Wisconsin REALTORS Win The Fight Against Costly Closing Delays
Hearing a REALTOR® say the words, “It sold!” is typically cause for celebration when your house is on the market. Homeowners are usually relieved to know that they can move on to the next step in their lives. Whether it’s moving their family into a larger house, downsizing as they prepare for retirement or simply the relief of getting out from under an oversized mortgage.
However, Wisconsin’s former Time of Sale Requirements (TOS) meant that residents in the dairy state used to have a stressful and costly list of home repairs to complete before they could celebrate the sale of their home. A TOS is a home repair or improvement that must be performed before buyers and sellers can close on a home. Some of the Wisconsin TOS requirements were large, and some were small, but all made closing on the sale of a home more complicated and created liability for property owners.
The Wisconsin REALTORS® Association (WRA) believed that while the intent of the TOS was a good one, it’s approach was flawed. Tom Larson, Senior Vice President of Legal and Public Affairs said, “Generally, communities impose TOS requirements to address possible health, safety, environmental or aesthetic concerns related to a property. While the concerns themselves and the proposed remedies may be reasonable, requiring the issues to be addressed only when a property is sold is problematic.”
So why didn’t TOS work? The WRA says that one of the reasons is that only a small percentage of properties are sold each year. This means that decades could pass before all the properties that are targeted for upgrades are remedied. “Waiting for a home to be sold in order to bring it up to code or address aesthetic issues is a slow and inefficient approach.” says Larson. “If the community is trying to address a health or safety concern it should be taken care of long before the property is up for sale.”

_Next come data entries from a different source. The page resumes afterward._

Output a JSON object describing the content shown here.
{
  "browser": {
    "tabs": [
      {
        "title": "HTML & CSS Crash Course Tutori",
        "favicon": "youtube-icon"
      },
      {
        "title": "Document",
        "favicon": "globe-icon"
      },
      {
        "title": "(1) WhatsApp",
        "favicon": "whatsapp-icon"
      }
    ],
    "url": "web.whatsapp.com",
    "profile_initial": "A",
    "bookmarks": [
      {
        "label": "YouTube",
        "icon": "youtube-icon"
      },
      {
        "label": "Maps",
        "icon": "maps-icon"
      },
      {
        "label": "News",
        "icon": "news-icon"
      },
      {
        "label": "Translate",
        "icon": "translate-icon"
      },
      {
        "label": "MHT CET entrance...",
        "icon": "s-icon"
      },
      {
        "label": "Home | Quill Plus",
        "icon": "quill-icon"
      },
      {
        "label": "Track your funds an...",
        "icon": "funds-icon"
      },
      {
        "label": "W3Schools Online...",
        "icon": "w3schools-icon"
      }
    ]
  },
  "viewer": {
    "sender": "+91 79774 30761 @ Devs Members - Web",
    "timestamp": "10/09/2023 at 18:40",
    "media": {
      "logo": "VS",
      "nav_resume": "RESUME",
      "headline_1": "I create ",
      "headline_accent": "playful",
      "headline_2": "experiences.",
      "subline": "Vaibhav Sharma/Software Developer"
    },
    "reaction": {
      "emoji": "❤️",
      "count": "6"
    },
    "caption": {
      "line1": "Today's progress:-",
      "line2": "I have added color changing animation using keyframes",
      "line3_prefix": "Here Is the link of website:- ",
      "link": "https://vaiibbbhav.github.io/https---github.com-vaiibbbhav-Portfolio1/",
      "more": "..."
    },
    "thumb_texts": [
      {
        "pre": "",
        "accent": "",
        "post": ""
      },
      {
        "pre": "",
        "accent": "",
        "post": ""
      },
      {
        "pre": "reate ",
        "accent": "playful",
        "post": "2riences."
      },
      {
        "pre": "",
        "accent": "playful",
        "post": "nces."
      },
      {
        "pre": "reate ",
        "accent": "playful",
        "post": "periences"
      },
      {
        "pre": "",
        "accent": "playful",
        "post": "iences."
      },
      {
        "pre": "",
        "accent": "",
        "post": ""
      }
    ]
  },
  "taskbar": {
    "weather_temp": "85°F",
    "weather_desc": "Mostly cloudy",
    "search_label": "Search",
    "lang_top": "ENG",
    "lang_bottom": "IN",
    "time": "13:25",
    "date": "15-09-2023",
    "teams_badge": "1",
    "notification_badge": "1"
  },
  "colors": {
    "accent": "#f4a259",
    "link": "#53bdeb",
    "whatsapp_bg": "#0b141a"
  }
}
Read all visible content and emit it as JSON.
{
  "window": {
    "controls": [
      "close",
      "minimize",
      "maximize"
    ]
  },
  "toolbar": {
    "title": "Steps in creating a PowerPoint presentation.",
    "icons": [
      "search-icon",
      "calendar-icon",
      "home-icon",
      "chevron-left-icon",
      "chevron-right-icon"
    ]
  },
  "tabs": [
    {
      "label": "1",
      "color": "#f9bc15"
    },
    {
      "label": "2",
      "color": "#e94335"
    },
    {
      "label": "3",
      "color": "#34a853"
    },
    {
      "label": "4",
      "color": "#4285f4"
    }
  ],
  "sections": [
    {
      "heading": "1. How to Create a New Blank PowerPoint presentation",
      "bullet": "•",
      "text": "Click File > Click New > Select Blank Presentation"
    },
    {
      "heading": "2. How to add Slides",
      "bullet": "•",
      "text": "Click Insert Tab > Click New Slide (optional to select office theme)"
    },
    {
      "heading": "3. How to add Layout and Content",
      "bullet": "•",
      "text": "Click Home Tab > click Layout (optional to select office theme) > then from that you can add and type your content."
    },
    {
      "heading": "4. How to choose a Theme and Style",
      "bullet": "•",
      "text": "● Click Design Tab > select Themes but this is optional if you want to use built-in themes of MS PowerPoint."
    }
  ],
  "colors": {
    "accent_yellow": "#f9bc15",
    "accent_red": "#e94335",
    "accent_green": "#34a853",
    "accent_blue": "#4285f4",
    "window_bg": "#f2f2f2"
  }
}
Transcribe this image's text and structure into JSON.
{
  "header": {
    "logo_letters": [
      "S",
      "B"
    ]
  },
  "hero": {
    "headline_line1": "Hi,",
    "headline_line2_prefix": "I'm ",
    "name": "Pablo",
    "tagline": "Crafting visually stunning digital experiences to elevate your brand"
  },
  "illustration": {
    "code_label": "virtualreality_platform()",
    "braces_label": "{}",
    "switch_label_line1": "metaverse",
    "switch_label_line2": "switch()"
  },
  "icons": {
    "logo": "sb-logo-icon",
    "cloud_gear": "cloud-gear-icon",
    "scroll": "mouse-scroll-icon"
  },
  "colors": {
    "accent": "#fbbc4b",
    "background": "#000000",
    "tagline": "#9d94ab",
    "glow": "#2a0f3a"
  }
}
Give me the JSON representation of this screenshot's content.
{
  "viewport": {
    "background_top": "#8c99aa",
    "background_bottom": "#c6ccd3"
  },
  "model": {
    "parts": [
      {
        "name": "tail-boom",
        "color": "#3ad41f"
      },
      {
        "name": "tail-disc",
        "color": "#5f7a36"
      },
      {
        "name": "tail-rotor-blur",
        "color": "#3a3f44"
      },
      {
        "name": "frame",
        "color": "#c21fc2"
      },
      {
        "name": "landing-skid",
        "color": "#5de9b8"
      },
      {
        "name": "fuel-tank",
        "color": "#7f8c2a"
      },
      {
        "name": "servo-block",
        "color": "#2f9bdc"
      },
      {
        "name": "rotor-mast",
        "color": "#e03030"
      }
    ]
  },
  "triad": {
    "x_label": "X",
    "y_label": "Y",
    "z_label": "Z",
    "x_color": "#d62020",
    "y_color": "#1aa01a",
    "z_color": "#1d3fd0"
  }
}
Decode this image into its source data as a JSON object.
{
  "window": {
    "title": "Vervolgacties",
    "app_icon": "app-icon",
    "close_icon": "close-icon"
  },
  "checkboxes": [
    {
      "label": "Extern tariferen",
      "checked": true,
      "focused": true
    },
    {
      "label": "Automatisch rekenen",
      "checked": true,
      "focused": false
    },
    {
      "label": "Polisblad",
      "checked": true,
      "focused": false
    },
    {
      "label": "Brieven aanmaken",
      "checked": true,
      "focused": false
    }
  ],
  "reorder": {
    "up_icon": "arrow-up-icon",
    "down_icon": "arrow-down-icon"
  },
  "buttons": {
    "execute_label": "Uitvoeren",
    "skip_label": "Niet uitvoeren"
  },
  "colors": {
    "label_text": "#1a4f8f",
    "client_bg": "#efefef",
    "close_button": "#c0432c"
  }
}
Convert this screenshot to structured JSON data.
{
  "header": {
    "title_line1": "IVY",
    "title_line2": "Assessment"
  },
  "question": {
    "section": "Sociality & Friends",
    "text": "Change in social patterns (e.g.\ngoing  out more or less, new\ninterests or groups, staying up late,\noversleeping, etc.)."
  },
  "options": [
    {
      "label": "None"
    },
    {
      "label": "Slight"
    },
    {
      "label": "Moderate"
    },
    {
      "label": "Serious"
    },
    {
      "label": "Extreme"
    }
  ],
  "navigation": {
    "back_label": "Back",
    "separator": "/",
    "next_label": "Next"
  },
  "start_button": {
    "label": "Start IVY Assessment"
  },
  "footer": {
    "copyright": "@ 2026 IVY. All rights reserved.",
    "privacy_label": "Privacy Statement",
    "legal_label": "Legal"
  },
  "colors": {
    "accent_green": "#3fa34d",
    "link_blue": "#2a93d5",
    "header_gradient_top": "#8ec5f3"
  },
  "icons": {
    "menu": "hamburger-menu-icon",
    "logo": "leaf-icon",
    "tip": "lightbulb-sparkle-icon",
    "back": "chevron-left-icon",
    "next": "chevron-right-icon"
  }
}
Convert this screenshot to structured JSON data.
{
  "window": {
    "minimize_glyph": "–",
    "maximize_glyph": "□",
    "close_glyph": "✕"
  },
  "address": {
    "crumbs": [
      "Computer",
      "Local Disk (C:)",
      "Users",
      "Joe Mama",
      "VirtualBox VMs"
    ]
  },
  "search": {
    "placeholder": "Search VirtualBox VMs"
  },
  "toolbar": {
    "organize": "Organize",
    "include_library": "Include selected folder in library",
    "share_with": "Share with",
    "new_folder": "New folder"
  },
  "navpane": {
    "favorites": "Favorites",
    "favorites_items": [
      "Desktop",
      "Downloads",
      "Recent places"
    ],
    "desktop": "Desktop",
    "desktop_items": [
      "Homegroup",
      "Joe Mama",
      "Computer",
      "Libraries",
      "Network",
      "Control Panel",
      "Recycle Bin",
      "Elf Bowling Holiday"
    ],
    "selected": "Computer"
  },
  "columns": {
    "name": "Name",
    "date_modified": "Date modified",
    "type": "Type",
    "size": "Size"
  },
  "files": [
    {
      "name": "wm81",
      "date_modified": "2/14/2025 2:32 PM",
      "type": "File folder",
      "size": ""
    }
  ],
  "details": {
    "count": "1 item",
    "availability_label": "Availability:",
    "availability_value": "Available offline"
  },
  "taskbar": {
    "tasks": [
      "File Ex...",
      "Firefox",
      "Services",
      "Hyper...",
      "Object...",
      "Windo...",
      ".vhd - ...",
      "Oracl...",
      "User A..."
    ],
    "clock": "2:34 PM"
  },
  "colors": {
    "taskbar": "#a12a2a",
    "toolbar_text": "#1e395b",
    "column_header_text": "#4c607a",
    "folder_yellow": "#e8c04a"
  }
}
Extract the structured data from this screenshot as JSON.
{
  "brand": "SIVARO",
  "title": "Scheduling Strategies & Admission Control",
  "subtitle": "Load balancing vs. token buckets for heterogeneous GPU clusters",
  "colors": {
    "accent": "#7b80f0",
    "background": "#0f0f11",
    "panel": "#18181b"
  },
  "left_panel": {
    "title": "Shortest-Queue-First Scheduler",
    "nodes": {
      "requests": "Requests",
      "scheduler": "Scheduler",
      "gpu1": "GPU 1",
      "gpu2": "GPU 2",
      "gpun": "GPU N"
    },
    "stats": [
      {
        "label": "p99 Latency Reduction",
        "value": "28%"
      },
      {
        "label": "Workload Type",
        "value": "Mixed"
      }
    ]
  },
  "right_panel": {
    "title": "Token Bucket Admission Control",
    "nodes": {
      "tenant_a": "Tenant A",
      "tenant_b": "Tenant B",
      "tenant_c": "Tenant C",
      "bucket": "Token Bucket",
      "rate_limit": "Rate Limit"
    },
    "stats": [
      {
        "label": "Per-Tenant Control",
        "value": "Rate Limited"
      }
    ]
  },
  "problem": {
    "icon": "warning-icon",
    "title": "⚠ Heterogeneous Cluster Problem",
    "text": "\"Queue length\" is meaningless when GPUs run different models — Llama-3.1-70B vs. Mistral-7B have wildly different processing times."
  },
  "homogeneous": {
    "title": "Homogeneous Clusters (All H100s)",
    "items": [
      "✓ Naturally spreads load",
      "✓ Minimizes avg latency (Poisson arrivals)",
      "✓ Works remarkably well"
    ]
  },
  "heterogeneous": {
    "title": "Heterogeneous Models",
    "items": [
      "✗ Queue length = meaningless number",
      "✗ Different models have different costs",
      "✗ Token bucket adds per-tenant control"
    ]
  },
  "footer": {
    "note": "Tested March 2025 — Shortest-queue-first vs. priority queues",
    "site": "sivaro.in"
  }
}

Larson shares that the other reason TOS wasn’t working was the financial burden that it placed onto homeowners, many of whom weren’t making much of a profit on the sale of their home. “It’s a common misperception that all property owners “make money” when selling their property. With the downturn in the real estate market that occurred several years ago, many homeowners don’t have the money to make expensive repairs or upgrades at closing. Moreover, people are often selling their home because of some adverse change in their life such as a divorce or loss of a job. Imposing an additional financial burden on them only makes a bad situation worse.”
WRA actively worked to address the failings of TOS by meeting with lawmakers to discuss alternative solutions in the hopes that new legislation would be introduced. Their goal was to ensure that Wisconsin communities could find a way to manage home requirements in an ongoing way vs. hitting homeowners with an overwhelming and expensive to-do list at the sale of their home.
The efforts of the WRA ultimately helped to put an end to the costly TOS process. On July 12, 2015, Gov. Walker signed the 2015-17 state budget, 2015 Wis. Act 55, into law. The new budget included a restriction on local time of sale (TOS) requirements. On February 29, 2016, Gov. Walker signed into law 2015 Wis. Act 176, legislation that expanded the scope of the TOS restrictions to also apply to both the time of occupancy and to buyers of real property.